Along such lines, I devised a practice where I held my mobile phone underneath taps and watched as it failed to get wet and damaged. This acted as an amplifier and also as a second line of verification to simply perceiving the tap’s state, and afterwards the phone’s continued state of dryness helped to ramify my conviction that the tap couldn't have been on or dripping.
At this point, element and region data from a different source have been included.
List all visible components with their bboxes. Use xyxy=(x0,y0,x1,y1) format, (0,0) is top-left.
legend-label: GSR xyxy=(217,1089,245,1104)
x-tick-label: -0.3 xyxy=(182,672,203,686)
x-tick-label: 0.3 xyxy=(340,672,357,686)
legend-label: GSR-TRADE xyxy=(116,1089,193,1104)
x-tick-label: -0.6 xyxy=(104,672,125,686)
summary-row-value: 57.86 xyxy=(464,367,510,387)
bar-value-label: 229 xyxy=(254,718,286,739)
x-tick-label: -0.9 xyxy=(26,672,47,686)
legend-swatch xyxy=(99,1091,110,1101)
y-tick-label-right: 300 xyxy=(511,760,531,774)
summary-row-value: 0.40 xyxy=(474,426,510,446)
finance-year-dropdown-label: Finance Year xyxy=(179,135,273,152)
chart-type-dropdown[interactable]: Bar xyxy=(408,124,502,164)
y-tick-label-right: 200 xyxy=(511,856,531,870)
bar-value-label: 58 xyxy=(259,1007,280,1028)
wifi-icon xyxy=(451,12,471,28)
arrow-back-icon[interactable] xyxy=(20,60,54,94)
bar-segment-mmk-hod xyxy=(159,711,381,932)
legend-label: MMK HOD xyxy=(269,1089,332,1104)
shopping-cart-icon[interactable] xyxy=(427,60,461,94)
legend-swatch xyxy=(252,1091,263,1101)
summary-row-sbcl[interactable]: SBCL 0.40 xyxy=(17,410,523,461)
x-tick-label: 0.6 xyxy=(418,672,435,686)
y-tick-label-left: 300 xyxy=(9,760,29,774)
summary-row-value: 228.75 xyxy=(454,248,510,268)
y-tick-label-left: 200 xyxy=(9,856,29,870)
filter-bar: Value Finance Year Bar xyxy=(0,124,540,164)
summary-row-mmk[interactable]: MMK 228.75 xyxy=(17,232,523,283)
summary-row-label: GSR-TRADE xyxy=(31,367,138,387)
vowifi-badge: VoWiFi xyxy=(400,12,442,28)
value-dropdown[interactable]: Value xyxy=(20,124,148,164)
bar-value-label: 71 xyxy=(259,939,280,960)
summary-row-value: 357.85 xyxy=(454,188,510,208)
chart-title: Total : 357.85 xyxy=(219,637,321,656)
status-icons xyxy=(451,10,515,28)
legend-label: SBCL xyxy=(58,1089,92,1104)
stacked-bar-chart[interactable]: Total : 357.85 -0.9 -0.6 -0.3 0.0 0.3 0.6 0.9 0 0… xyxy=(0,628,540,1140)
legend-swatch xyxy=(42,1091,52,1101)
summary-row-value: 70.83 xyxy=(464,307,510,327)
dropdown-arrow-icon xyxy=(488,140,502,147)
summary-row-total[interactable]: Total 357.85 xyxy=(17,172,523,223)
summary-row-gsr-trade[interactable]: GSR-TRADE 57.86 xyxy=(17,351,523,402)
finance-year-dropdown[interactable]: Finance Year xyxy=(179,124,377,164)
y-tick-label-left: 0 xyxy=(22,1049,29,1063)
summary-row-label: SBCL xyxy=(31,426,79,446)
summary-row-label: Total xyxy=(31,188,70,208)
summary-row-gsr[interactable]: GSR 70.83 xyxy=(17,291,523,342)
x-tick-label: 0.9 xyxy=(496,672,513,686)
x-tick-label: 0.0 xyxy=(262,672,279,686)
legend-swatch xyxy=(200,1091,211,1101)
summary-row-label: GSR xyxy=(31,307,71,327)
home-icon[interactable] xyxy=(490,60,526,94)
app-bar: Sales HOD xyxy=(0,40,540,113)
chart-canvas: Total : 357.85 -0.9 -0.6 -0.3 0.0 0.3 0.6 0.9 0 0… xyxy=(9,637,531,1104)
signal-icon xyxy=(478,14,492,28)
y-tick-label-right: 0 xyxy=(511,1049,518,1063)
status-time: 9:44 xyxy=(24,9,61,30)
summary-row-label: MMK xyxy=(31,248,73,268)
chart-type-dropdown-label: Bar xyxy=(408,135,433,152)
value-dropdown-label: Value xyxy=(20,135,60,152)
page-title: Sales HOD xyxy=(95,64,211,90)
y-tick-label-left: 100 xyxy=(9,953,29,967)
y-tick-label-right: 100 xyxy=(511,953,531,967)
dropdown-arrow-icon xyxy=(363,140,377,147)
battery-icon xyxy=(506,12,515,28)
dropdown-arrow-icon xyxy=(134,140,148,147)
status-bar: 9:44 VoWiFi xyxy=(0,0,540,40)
It worked so well that I don’t have to do it anymore, except on occasions of exceptional stress. Such techniques aren't perfect or an automatic cure, but they do help in reaching the point where that leap of faith can be made, after just three or four checks perhaps, like with normal people…almost.

As for Brian, when I talked to him recently about his holidays, he told me that he hasn't spent a night away from his house in over five years because of fears of night-time burglary. The fact that a burglary could occur in the daytime, or that he has the best locks known to man on his doors and windows, or that he doesn't have anything really worth stealing anyway, naturally doesn't cut any ice. For some people the cat will always be both dead and alive.